Giving to Charities Online

It's the season of giving and for many that means more than just giving to family and loved ones. In a recent poll, more than 70 percent of Americans said they plan to give to charity this holiday season. As Bill Stamps reports all it takes to give these days is just a few clicks on the computer.
Whether the country is going through good times or bad financially, Americans have always been known for helping out their fellow man during the holiday season. Some stick dollar bills and coins in the Salvation Army's Red Kettle, others write check to their favorite charities. But these days, more and more givers are logging onto the internet.

"All you have to do is have a working computer, or Blackberry, or whatever you can use to access our website and make a donation."

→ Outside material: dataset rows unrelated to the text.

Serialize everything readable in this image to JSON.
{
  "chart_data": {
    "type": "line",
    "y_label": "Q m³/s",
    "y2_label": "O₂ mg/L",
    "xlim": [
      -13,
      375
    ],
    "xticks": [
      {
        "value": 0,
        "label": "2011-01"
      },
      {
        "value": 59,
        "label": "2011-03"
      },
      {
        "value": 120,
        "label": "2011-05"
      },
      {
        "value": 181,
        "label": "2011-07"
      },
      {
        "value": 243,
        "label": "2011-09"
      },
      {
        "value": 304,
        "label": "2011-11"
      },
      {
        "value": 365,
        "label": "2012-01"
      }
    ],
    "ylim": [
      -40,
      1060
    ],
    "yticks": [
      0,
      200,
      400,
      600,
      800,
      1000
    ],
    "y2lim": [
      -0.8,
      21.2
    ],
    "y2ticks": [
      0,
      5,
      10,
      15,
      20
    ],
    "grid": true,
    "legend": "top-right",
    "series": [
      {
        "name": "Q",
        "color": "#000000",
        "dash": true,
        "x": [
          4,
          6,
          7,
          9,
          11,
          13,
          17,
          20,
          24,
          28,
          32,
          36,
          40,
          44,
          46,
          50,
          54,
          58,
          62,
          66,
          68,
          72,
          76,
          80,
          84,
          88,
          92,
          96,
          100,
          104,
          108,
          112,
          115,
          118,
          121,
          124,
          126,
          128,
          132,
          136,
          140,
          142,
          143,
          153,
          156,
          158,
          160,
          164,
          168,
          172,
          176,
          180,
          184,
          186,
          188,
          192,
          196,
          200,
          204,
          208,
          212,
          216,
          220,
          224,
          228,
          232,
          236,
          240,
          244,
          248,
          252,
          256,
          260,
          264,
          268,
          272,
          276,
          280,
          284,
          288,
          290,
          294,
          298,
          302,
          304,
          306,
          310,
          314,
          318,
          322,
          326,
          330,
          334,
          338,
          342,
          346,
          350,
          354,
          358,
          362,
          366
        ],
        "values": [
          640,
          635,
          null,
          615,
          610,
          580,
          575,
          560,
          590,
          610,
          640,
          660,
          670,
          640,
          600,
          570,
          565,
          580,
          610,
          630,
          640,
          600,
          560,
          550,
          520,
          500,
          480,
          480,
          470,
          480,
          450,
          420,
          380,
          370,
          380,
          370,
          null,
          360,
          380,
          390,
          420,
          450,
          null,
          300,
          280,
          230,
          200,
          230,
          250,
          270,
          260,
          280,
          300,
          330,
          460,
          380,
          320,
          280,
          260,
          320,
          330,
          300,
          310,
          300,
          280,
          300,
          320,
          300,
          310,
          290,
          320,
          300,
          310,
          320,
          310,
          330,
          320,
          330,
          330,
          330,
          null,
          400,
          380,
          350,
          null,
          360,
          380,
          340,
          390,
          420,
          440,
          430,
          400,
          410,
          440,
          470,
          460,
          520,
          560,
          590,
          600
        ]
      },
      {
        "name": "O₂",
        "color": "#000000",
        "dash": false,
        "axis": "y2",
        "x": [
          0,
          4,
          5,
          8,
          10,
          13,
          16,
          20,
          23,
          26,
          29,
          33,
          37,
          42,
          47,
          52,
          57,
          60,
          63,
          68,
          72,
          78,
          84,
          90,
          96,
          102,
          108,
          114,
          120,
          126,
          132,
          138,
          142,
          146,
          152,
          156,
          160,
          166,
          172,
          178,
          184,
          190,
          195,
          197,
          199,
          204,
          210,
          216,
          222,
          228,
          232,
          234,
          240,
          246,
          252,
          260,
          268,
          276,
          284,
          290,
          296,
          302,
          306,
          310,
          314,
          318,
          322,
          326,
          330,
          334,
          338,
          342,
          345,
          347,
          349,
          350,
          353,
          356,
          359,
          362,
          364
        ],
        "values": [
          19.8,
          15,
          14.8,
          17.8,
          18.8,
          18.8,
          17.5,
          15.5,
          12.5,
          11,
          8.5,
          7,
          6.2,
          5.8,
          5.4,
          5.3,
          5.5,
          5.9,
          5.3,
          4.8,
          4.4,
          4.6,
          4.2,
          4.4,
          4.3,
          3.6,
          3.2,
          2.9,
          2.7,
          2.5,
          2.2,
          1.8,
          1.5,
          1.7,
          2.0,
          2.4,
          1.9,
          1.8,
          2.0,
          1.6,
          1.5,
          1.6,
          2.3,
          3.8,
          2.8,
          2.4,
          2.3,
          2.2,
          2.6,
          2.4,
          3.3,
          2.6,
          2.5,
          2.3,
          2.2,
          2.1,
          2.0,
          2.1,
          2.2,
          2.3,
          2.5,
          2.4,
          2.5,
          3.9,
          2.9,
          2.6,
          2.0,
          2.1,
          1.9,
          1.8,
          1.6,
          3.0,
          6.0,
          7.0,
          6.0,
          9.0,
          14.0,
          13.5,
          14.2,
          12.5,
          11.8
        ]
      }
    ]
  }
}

That's Bettsy Ballard with the Houston Food Bank. She says most of their donations come from checks in the mail, but the number of people using their online service is increasing.

"In general, on any given month, about 130 people or so donate through are website, which is just wonderful. We’re so grateful for that."

Ballard says in the month of November the Food Bank received almost five times as many online donations as they have in the past.

Andrea Fineman works for Interfaith Ministries, which runs the Meals On Wheels program for seniors. She says they’re also seeing more people donate online.

"We do send out letters about Interfaith Ministries and we do send out some emails and people can donate to us either through a check or online."

Not all charities are seeing a big surge in online activity. Thao Costis runs SEARCH Homeless Services in downtown Houston. She says they’ve tried Facebook and other sites but so far they just aren’t getting many donations by way of the internet.

"If we’re not making or asking for a specific activity or a specific event it's not intuitive for people, so we don’t get that much traffic."

The poll that showed more than 70 percent of Americans plan to donate to charity this year also shows the majority of givers plan to donate more than 100 dollars. That’s good news to Houston charities who say they need all the help they can get.